Murat Kapki... Tayyip Erdoğan'dan ödüller alan, daha önce de 3-4 defa iftiraya ama 'At' dedikleri kadar iftira atamadığı için çıkamamış birisini bu sefer AK Partili biri ziyaret ediyor. Mücahit Birinci. Onun, Tayyip Bey'in sarayında fink atan, AK Parti'de fink atan, televizyonlarda ona buna iftira atan, pahalı arabalarla dolaşan, dört bir tarafa dağıtılmışları savcılar adına AK Torosçu savcılar kendine avukat tutmuş. Yolluyor, gizli belgeleri gösteriyorlar, 'Savcı bey yakınım, benim dediğim gibi iftira at çıkarayım' diyor. Bu Mücahit Birinci diyor ki, 'CHP kurtultayına para verdim diyeceksin, İmamoğlu'na para verdim' diyeceksin. Adam diyor ki, 'Vermedim.' Diyor ki, 'Bunlar gazetecileri satın aldı diyeceksin, 2 milyon dolar vereceksin, savcı seni iki hafta sonra salıverecek' diyor. Bunun şikâyetini HSK'ya yapıyoruz, memleketin Adalet Bakanı 'Bizimle ne ilgisi var' diyor. Bir müfettiş görevlendireceğine, soruşturacağına, yerine bu ülkenin kıymetli savcılarına atama yaptıracağına bu AK Toroslar çetesine yeni operasyon yaptırıyorlar.

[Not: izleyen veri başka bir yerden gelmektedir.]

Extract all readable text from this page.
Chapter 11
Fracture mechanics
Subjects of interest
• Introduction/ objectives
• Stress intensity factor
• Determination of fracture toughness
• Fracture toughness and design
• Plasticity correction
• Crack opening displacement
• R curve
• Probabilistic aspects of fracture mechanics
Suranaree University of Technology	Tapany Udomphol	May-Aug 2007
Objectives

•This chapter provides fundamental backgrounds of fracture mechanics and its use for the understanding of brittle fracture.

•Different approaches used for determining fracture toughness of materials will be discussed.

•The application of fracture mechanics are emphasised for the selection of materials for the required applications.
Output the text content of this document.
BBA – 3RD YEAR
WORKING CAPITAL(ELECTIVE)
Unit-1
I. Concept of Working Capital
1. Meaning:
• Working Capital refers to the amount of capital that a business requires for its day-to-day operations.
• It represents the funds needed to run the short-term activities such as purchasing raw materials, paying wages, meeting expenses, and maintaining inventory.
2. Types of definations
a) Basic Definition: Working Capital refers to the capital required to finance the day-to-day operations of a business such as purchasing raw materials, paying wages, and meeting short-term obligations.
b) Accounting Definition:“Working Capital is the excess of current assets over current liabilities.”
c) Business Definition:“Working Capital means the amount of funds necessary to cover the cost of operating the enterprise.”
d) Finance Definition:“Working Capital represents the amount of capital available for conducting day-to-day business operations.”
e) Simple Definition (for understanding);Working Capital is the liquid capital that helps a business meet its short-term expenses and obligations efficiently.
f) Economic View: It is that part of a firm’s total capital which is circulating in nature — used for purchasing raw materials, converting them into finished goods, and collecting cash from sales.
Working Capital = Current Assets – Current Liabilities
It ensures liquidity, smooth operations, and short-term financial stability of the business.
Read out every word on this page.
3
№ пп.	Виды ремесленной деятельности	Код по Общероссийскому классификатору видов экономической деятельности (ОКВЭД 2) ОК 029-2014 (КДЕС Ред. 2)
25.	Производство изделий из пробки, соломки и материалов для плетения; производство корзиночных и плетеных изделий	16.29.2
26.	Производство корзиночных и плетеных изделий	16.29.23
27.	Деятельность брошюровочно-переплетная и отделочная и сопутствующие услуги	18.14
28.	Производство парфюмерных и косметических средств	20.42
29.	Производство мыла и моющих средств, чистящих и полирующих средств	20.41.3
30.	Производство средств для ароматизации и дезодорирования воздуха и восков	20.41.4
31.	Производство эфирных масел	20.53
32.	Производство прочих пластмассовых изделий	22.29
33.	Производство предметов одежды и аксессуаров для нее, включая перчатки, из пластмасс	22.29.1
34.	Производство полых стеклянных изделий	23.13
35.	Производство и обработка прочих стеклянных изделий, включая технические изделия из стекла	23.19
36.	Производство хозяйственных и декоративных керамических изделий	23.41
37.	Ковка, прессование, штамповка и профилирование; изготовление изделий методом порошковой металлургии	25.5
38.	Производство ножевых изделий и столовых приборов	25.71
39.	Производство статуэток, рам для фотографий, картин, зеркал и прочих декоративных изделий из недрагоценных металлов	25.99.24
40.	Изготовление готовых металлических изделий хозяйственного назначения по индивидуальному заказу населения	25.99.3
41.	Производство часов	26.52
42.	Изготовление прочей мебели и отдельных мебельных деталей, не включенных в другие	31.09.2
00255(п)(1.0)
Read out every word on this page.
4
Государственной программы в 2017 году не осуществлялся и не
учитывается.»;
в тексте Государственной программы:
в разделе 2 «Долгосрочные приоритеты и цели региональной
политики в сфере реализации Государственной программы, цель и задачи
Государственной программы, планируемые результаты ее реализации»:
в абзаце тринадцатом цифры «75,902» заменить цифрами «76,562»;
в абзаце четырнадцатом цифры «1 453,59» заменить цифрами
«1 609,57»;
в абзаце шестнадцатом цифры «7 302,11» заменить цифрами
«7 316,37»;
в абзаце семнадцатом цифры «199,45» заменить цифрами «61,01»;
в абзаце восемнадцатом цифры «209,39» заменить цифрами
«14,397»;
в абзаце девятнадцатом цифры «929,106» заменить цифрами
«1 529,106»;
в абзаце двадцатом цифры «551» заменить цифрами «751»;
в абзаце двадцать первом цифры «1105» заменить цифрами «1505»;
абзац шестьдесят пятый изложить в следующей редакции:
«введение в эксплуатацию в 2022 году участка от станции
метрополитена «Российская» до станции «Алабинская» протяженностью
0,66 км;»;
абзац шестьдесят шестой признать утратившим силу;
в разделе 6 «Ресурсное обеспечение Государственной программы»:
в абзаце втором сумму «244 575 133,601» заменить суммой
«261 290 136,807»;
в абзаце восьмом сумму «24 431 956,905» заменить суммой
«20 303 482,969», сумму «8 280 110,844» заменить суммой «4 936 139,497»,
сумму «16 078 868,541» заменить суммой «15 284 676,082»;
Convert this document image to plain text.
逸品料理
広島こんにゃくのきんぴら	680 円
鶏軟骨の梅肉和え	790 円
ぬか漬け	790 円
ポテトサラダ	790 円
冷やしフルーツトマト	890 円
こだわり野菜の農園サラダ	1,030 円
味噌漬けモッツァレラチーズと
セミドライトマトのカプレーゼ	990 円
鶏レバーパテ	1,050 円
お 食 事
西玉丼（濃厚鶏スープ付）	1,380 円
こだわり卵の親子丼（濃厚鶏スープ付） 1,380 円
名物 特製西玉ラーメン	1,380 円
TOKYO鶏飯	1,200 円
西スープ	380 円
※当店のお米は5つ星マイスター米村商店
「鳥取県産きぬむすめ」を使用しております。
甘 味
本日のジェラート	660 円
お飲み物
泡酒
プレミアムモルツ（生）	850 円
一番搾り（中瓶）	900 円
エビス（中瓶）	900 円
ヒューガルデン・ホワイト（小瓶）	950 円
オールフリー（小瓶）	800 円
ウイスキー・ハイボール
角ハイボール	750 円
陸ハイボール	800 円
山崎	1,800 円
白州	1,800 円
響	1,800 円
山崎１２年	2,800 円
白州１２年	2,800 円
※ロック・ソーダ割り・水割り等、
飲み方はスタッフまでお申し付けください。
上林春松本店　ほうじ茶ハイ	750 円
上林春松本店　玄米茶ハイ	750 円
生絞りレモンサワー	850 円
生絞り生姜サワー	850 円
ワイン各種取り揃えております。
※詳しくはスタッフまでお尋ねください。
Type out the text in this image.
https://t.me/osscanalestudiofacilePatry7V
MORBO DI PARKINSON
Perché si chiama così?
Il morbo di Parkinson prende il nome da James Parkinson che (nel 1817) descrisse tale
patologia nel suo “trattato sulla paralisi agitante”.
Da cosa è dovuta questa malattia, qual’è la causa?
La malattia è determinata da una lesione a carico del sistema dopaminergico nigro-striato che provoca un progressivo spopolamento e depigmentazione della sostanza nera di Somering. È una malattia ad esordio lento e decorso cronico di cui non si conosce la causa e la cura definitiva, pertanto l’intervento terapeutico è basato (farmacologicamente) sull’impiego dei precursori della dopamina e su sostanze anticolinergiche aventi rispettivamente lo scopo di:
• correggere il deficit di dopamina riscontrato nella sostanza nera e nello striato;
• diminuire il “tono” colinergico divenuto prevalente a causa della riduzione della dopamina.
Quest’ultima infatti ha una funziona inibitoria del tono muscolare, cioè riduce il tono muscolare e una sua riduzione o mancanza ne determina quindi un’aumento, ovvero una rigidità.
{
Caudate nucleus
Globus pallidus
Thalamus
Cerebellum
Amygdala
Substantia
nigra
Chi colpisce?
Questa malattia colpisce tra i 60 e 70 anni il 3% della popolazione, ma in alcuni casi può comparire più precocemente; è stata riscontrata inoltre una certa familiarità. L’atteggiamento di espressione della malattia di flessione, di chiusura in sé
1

Bizim biricik kardeşimiz Beyoğlu Belediye Başkanı İnan Güney'imize operasyon yaptılar. Şimdi kafayı İnan'a takmışlar. Neden? Çünkü belediye meclisinde denge var. 2 üye taraf değiştirse ya da içeri atılmaya kalksa belediye AKP'ye geçecek. Sırf oyları ile alamadıkları Aydın'da yaptıkları hileyi bu sefer Beyoğlu'nda yargı ile yapmak için İnannımıza saldırdılar.
Beyoğlu Belediye Meclisi’nde CHP’nin 17, AKP’nin 11, MHP’nin 2 ve 1 bağımsız üye bulunuyor.